Factorized sparse approximate inverse preconditioners can be sensitive to the ordering of the unknowns. This sensitivity can be exploited to decrease the amount of fill-in in the approximate inverse factorization, and/or to increase the amount of parallelism available in the construction of the preconditioner. The question is, how does the ordering of the unknowns affect the rate of convergence of the preconditioned iteration? To get some insight, we experimented with different reorderings and partitioning strategies on a number of test matrices from several application areas.
In particular, we considered symmetric orderings for sparse direct solvers, and nonsymmetric orderings aimed at producing matrices with a zero-free diagonal. We also considered reorderings induced by some basic graph partitioning heuristics. While our main focus was on the factorized approximate inverse strategies based on conjugation, we also experimented with methods based on Frobenius norm minimization and on bordering.

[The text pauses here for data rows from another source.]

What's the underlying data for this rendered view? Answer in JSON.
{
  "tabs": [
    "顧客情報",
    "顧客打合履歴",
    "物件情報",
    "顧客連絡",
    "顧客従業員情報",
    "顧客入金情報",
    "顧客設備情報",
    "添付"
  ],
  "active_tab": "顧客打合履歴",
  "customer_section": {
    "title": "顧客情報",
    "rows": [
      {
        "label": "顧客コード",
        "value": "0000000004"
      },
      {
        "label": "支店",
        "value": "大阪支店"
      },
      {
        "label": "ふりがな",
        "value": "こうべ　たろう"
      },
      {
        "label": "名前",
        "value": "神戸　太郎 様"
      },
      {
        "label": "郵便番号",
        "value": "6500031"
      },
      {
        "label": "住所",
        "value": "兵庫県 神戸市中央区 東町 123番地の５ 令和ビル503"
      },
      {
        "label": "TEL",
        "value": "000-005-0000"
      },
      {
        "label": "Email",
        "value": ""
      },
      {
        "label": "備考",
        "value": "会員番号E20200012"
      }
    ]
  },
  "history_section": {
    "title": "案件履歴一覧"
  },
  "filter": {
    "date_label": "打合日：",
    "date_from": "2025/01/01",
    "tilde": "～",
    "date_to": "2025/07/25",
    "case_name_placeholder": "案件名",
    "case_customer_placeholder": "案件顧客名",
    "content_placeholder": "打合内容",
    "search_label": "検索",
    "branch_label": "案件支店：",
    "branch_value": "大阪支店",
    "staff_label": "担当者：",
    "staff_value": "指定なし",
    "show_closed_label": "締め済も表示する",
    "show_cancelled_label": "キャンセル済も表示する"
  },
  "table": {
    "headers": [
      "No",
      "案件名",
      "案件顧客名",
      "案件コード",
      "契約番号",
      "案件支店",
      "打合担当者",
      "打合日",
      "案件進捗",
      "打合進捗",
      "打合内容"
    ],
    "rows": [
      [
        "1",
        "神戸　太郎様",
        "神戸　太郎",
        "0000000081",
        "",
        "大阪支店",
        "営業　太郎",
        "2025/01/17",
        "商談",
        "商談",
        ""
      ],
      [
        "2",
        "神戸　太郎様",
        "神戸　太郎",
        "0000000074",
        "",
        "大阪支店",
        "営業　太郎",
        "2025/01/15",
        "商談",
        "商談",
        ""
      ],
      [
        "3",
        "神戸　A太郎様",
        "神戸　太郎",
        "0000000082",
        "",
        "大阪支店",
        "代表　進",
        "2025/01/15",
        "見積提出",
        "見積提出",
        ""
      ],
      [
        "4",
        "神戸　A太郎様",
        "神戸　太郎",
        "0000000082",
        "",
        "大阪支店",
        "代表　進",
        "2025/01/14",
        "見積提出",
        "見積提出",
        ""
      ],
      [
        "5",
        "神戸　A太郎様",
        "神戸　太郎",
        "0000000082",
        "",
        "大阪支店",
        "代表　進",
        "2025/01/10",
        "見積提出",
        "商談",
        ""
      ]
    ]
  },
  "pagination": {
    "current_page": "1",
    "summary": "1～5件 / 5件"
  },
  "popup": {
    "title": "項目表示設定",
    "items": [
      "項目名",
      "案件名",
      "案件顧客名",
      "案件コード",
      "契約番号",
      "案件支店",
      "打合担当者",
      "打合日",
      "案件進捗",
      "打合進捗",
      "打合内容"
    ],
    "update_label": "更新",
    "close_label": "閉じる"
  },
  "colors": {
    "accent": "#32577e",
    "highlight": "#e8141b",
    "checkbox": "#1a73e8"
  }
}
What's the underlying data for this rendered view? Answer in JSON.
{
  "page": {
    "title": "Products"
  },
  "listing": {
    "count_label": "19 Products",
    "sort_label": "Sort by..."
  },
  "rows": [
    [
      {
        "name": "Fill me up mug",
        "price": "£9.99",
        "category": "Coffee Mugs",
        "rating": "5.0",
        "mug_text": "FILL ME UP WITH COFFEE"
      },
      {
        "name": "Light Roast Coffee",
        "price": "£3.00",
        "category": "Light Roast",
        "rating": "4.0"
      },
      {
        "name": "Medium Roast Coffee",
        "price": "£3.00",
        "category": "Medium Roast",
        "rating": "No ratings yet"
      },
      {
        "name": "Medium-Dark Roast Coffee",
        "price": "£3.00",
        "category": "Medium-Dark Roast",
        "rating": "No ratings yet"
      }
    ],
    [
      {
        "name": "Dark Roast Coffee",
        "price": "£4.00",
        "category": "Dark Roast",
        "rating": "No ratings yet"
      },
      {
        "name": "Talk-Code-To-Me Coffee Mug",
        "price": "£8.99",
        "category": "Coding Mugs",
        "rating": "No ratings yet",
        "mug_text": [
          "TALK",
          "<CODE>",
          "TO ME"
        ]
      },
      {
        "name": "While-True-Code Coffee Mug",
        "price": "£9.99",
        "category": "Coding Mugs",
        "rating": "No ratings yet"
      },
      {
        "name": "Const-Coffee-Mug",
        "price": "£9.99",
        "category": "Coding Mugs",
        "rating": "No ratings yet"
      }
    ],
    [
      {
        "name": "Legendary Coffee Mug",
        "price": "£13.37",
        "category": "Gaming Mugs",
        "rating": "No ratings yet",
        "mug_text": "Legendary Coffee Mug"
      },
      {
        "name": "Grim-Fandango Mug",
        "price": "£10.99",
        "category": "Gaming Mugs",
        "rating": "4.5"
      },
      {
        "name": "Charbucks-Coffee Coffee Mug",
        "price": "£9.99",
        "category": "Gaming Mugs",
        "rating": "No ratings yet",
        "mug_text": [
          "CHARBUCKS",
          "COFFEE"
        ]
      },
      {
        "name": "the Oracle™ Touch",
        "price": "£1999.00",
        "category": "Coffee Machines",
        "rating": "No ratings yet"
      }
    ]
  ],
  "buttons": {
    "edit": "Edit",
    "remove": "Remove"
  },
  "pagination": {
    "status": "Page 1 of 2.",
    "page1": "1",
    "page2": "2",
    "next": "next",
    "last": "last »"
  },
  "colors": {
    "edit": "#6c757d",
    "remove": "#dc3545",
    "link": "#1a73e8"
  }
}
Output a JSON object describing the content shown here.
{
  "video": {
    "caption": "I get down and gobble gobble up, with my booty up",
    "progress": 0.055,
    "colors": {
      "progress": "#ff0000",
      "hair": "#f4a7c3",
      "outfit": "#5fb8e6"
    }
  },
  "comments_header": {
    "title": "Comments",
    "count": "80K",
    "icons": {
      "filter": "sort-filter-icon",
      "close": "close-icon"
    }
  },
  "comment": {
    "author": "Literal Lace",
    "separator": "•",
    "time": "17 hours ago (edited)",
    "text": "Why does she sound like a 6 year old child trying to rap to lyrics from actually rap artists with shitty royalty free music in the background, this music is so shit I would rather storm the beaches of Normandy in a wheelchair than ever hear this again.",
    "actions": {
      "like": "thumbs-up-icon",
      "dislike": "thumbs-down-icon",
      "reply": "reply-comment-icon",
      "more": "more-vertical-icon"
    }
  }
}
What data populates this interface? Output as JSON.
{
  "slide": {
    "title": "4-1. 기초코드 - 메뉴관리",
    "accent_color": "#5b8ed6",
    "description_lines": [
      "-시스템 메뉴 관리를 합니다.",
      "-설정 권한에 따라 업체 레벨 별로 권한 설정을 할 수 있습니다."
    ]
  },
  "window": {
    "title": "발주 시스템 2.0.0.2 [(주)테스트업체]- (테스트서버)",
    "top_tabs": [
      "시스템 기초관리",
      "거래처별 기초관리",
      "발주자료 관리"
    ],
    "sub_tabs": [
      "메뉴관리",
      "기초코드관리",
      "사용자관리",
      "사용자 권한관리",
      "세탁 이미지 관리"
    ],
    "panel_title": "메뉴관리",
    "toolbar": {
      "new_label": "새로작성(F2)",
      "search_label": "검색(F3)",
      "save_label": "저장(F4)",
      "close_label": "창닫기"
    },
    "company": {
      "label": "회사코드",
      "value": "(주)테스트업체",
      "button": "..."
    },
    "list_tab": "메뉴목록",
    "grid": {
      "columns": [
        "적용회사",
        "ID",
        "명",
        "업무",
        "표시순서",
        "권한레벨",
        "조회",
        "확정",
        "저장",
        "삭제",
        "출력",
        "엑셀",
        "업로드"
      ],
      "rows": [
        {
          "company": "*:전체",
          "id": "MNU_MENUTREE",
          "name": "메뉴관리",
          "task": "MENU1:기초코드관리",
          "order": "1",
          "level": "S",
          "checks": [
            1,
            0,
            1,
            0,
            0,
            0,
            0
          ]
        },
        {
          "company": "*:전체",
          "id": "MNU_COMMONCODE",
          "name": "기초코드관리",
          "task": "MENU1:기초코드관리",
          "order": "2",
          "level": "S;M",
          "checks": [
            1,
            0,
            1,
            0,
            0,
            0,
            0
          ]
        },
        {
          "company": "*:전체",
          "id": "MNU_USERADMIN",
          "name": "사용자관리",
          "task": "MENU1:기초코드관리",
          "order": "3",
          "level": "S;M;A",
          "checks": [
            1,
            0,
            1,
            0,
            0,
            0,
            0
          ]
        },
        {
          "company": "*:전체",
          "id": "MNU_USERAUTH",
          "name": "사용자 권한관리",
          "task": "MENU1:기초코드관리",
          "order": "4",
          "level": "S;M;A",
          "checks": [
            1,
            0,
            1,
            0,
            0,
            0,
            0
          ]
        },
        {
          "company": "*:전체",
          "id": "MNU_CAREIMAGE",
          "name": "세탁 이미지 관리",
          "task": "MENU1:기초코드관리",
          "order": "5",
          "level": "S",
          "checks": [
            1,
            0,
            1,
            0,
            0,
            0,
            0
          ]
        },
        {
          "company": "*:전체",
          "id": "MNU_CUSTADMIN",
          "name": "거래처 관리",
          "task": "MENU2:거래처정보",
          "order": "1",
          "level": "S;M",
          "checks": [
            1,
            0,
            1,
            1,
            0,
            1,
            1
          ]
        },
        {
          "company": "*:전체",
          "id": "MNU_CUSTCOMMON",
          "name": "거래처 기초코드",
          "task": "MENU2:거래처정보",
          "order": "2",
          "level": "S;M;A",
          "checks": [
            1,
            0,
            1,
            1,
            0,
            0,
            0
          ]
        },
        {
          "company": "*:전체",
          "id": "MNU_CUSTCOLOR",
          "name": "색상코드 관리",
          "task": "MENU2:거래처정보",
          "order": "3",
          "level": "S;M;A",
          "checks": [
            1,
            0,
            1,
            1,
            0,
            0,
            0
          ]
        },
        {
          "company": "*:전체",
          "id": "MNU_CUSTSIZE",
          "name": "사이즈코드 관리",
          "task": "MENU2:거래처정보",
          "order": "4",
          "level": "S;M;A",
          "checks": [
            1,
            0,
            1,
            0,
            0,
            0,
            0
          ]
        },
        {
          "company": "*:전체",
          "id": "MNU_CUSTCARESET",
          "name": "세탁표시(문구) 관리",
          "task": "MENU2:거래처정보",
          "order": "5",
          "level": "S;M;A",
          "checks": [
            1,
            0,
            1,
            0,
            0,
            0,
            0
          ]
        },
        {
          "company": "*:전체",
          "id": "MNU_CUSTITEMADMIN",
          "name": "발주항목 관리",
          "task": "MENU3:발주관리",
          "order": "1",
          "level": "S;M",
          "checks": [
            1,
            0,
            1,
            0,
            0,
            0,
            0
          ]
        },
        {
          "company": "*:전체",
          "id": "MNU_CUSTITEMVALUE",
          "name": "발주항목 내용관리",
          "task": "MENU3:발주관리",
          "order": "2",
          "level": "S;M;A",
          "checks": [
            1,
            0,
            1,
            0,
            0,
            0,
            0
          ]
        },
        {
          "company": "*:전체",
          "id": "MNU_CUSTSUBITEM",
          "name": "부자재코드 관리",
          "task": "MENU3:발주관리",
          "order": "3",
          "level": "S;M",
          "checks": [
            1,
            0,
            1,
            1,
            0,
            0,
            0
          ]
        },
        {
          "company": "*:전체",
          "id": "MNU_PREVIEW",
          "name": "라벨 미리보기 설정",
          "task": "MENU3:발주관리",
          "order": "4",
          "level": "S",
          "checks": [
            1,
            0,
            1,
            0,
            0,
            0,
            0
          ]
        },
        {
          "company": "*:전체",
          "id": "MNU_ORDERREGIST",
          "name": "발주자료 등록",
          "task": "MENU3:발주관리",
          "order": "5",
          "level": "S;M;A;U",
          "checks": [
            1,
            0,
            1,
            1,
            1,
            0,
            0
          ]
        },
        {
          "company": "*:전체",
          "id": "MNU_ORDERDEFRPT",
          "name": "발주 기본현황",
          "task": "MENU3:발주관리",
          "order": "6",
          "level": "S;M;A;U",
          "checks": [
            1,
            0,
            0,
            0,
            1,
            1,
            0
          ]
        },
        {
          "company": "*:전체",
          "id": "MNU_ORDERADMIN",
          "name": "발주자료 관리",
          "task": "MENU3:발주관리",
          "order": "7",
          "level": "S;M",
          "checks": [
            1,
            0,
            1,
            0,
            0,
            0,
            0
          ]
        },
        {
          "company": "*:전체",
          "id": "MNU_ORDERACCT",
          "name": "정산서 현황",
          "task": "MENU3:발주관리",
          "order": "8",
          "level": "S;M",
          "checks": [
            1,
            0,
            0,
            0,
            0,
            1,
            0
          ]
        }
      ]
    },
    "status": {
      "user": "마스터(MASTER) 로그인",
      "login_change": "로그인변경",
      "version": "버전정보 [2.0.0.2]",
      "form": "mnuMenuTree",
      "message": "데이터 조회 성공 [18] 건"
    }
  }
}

In this talk we report on the results of our experiments, which show that the robustness and performance of sparse approximate inverse preconditioners can be significantly enhanced by reordering the coefficient matrix. We make recommendations on which reorderings should be used, and which are likely to give poor results. We contrast the situation for factorized approximate inverses with that for ILU-type techniques, and we offer some simple graph-theoretical arguments to help explain the results of our experiments.